Prof Mwase said UNZA had great potential of becoming the anchor the country needs in research and development in drone technology. "We already have the capacity to develop pilot and research projects to further the use of drones and data to address social challenges of our country, ranging from disaster management to sustainable agriculture, rural and urban development to nature conservation, however, without the support from our government all our brilliant ideas and innovations we will have a much lesser impact in our country’s socio-economic development," she said. Prof Mwase added that in order for such innovative ideas to see the light of the day there was a need for government to award contracts for research and consultancy projects related to drone technology and innovation to UNZA. "We plan on establishing a training centre and drone eco-laboratory at the School of Engineering. Financial support from the government and other stakeholders would help us achieve our dream of having a Centre of Excellence in drone technology in Zambia. as a research institution, our involvement in advisory committees for use and regulation of drones not excluding taxes and insurance policies among others is key for us to make a difference in our country’s drone ecosystem," she said.

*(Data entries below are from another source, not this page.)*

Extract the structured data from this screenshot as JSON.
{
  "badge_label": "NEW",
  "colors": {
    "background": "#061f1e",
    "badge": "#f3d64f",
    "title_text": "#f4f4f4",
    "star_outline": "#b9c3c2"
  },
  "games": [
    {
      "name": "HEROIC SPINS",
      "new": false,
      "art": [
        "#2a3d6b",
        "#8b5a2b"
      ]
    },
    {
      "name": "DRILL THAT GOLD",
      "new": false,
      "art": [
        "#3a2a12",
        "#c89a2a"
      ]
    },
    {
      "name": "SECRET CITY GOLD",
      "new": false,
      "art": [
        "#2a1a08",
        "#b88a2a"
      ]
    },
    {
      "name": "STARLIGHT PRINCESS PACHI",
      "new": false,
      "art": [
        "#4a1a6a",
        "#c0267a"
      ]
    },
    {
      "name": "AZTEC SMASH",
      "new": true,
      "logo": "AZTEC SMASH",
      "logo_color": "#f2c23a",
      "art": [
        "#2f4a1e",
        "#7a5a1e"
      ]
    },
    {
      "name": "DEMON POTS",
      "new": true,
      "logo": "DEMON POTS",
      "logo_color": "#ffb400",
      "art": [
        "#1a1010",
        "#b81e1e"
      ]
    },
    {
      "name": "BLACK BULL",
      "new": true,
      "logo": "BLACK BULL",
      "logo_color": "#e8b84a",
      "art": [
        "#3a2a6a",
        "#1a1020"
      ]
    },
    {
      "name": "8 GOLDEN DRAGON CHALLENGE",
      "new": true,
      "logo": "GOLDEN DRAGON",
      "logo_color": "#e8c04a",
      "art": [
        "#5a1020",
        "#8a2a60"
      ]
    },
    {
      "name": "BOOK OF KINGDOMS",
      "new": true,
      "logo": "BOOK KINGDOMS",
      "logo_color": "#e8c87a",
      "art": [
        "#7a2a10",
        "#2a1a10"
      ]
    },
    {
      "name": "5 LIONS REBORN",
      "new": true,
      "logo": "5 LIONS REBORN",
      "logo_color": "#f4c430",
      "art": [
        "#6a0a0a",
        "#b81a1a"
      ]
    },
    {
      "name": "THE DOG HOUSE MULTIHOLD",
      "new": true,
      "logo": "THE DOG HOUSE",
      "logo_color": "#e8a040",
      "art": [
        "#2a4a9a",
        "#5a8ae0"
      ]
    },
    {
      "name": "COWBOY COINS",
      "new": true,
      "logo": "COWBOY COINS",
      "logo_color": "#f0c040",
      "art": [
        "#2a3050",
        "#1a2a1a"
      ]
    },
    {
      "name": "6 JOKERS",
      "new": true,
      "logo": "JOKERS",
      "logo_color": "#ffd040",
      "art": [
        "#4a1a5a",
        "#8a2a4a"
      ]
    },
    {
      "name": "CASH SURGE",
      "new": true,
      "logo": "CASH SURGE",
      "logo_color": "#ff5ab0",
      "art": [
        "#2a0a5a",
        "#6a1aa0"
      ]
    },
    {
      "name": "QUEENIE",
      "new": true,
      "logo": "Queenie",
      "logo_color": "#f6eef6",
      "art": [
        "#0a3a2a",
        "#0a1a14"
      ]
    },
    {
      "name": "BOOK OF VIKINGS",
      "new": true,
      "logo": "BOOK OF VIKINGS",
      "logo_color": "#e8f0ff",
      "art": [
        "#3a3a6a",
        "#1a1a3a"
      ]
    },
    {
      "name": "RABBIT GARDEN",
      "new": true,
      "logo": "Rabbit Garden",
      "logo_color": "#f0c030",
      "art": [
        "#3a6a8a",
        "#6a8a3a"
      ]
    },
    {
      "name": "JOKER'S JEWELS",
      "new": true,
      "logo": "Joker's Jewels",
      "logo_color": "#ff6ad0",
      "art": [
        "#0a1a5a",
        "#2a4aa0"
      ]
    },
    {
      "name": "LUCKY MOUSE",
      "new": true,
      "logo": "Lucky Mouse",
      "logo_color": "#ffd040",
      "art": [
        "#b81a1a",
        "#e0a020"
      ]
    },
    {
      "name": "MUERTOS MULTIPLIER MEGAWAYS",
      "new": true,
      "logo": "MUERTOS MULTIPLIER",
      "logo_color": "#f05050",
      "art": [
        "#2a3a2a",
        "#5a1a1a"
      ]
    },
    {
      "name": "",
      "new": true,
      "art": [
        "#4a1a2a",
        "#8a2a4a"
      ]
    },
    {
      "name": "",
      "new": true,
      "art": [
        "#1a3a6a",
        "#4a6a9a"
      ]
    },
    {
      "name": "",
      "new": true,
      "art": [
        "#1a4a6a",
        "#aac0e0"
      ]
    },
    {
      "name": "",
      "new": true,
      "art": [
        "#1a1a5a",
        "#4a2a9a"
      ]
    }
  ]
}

And Dean School of Engineering Dr Michael Mulenga said the Zambia Flying Lab was a partnership of three institutions namely the University of Zambia (School of Engineering), iDrone Services, and iKAN Konsult and that the aim for establishing this partnership was to inform, educate and develop a sustainable ecosystem for drones in Zambia; and that the goal was to accelerate the positive impact of local aid, health, development and environmental projects by sustainably localising appropriate robotics solutions through training of local partners on the use of robotic technology.
Dr Mulenga hoped that the launch of the Flying Lab would help to champion research, development and consultancy related to drones for social good in Zambia and beyond. He also added that the school intend to facilitate improvements in the learning experience for students at UNZA and other learning institutions by including drones and robotics as part of Science Technology Engineering and Mathematics (STEM) Education.